Artlyst EXCLUSIVE: LISTEN To Gabriel Yared’s Sound Installation For Paul Cézanne’s Bathers

Gabriel Yared

Artlyst attended the National Gallery to experience its latest exhibition: Soundscapes. The Gallery has commissioned leading contemporary sound artists and musicians Nico Muhly, Susan Philipsz, Gabriel Yared, Jamie xx, Chris Watson, Janet Cardiff and George Bures Miller to respond to six paintings of their choice from the National Gallery collection. Each brand new ‘soundscape’ has been specially created for the exhibition and can only be heard in full within the exhibition space for the duration of the show.

Each musician and sound artist has a room in the Sainsbury Wing exhibition space for the viewer/listener to wander between, resulting in a series of encounters between the visual and the sonic – similar to James Richards response to Francis Bacon’s ‘Study for a Portrait’ (1953), currently on display at the Whitechapel Gallery, or even Avro Pärt’s recent collaboration with Gerhard Richter – the series of works are transformative in nature, responding directly to each chosen painting.

These soundscapes, transform the image and exhibition space creating an often orchestral or ambient work of art in its own right, with choral or theatrical leitmotifs that create a temporal aspect to each painting. Time is the conceptual connecting tissue between the works – the combination takes painting and sound and creates a temporal installation – each sound artist or musician creates a unique work out of the fusion of existing painting, the sonic filter of sound, and the gallery space.

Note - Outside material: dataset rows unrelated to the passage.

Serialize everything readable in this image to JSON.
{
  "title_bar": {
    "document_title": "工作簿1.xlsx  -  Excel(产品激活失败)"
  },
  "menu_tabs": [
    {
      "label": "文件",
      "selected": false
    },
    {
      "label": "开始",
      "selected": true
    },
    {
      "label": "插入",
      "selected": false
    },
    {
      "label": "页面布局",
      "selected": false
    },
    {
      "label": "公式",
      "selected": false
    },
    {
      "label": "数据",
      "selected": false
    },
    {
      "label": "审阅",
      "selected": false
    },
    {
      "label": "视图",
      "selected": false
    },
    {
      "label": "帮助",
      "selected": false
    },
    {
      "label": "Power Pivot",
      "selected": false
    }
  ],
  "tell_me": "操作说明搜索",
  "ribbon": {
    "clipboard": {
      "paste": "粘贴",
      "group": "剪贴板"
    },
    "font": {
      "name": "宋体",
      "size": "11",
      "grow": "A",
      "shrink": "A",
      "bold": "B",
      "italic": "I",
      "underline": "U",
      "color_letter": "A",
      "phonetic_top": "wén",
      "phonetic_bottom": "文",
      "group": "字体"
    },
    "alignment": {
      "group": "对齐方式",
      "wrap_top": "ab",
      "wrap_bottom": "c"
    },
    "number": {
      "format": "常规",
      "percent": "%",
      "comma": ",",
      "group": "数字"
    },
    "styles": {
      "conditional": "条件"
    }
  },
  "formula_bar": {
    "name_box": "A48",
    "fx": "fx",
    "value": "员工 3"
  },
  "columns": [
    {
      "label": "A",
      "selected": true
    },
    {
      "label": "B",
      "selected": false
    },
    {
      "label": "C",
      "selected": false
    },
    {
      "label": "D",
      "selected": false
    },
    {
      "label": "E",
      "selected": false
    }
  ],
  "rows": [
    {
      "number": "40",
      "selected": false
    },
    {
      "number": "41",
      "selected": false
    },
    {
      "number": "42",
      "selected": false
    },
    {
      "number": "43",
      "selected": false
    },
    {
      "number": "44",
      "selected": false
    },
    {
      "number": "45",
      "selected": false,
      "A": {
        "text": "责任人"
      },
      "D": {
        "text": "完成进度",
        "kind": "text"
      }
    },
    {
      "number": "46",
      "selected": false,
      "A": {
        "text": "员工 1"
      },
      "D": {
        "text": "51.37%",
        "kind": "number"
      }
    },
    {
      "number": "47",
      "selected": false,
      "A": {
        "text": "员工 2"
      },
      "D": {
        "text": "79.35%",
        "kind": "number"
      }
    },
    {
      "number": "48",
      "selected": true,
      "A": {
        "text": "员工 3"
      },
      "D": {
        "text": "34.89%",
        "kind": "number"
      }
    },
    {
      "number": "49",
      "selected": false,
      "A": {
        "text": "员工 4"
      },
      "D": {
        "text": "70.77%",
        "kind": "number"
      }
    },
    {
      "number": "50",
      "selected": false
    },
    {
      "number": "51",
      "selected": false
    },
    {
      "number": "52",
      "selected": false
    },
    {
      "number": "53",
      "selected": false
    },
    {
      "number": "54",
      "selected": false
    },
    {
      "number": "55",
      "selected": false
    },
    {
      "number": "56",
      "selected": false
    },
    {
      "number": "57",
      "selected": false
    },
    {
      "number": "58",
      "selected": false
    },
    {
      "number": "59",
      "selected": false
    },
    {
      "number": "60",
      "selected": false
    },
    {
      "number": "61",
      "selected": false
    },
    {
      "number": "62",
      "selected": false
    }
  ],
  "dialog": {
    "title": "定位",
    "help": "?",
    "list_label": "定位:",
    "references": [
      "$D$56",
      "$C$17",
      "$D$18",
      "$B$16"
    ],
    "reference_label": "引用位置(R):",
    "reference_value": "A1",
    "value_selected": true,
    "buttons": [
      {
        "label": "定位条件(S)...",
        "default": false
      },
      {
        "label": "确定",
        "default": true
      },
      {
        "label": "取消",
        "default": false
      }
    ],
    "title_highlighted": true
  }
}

Of particular note is musician Gabriel Yared’s response to Paul Cézanne’s ‘Bathers (Les Grandes Baigneuses)’ 1894-1905. Yared had this to say about his choice: “I’m asked why this painting? because there is an apparent stillness – a melting between individuals, you don’t see them really properly, just shapes – there’s no faces just forms melting into nature, it’s all an ensemble – and also because the colours speak to me. I always say that a beautiful painting addresses your ears as well as your eyes, it’s like Cézanne, he is inventing sounds through colours. The eyes of each visitor would be much more creative than any music in the world, but I’m just putting them in a religious atmosphere – divinity is the painting, and the music is just like candles around [it] – to be inside the room, inside the painting, inside the music.”